Но ни старик, ни старухи даже не взглянули на вошедших. Постояв с минуту в неловкой тишине, Анюта и Дубенцов поспешили на свежий воздух.
– Какие антисанитарные условия!
– сердито плюнул Карамушкин.
– Это ужасно, такая страшная жизнь!
– взволнованно говорила Анюта, когда они узкой тропой возвращались к бивуаку.
– И как же далеко ушли от этой жизни орочи в большом стойбище! Сравните мир Вачи и мир этих фанатиков. Поистине, неизмеримая дистанция! Благодарю вас, Виктор Иванович, за эту весьма полезную экскурсию.
При этих словах она с доверчивой улыбкой взглянула на молодого геолога, стараясь уловить его настроение.
Анюте показалось, что он безразличен к ней, и это немножко смутило ее. Они молча разошлись по своим палаткам.
Едва заметной тропой, известной лишь старому орочу, отряд назавтра продолжал свой путь, оставив позади последнее человеческое жилье. Тропа, как и накануне, вилась вдоль берега Хунгари, только изредка отклоняясь в глубь тайги.

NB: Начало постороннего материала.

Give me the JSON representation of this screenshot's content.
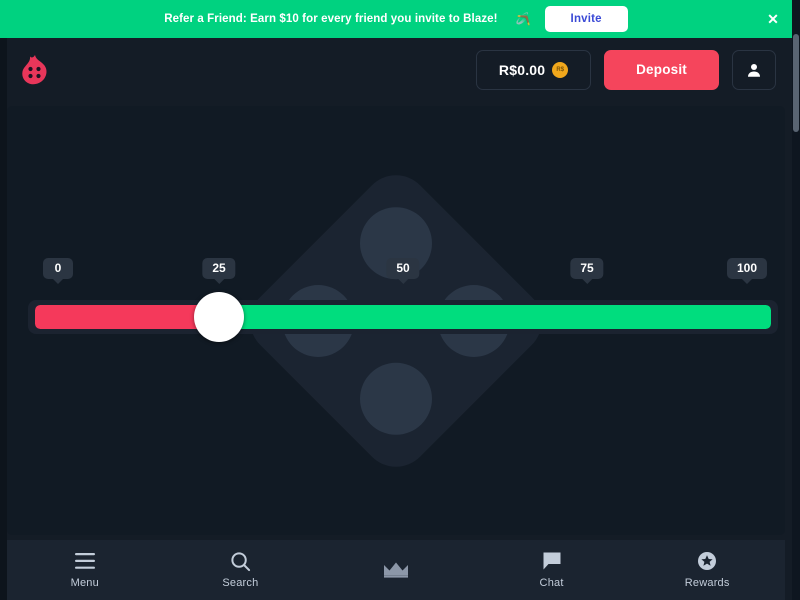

Анюта и Дубенцов теперь все чаще шли вместе. Девушка внимательно присматривалась к молодому геологу, старалась и не могла разобраться в его характере. Иногда он казался ей замкнутым и даже недобрым, - и это огорчало ее, иногда, наоборот, очень общительным, внимательным и отзывчивым, - и тогда Анюта начинала верить, что он не только «отчаянная голова», но и добрый, отзывчивый человек. В такие минуты она почему-то радовалась, делалась веселой и с увлечением говорила с Дубенцовым на самые различные темы. Во всяком случае она уже понимал, что это не только деятельный и энергичный человек, но и сложная натура. Но чего в нем больше - хорошего или плохого?..
Вот и на этот раз они оказались вместе в голове каравана; позади на некотором расстоянии от них ехал верхом профессор Черемховский.
– Ну как, Анна Федоровна, не снились вам прошлой ночью злые духи?
– весело спросил Дубенцов Анюту.
Видно было, что у него хорошее, мальчишеское настроение. Таким словоохотливым Анюта редко видела его.
– Я так крепко сплю после переходов, что не вижу никаких снов, - усмехаясь, ответила девушка.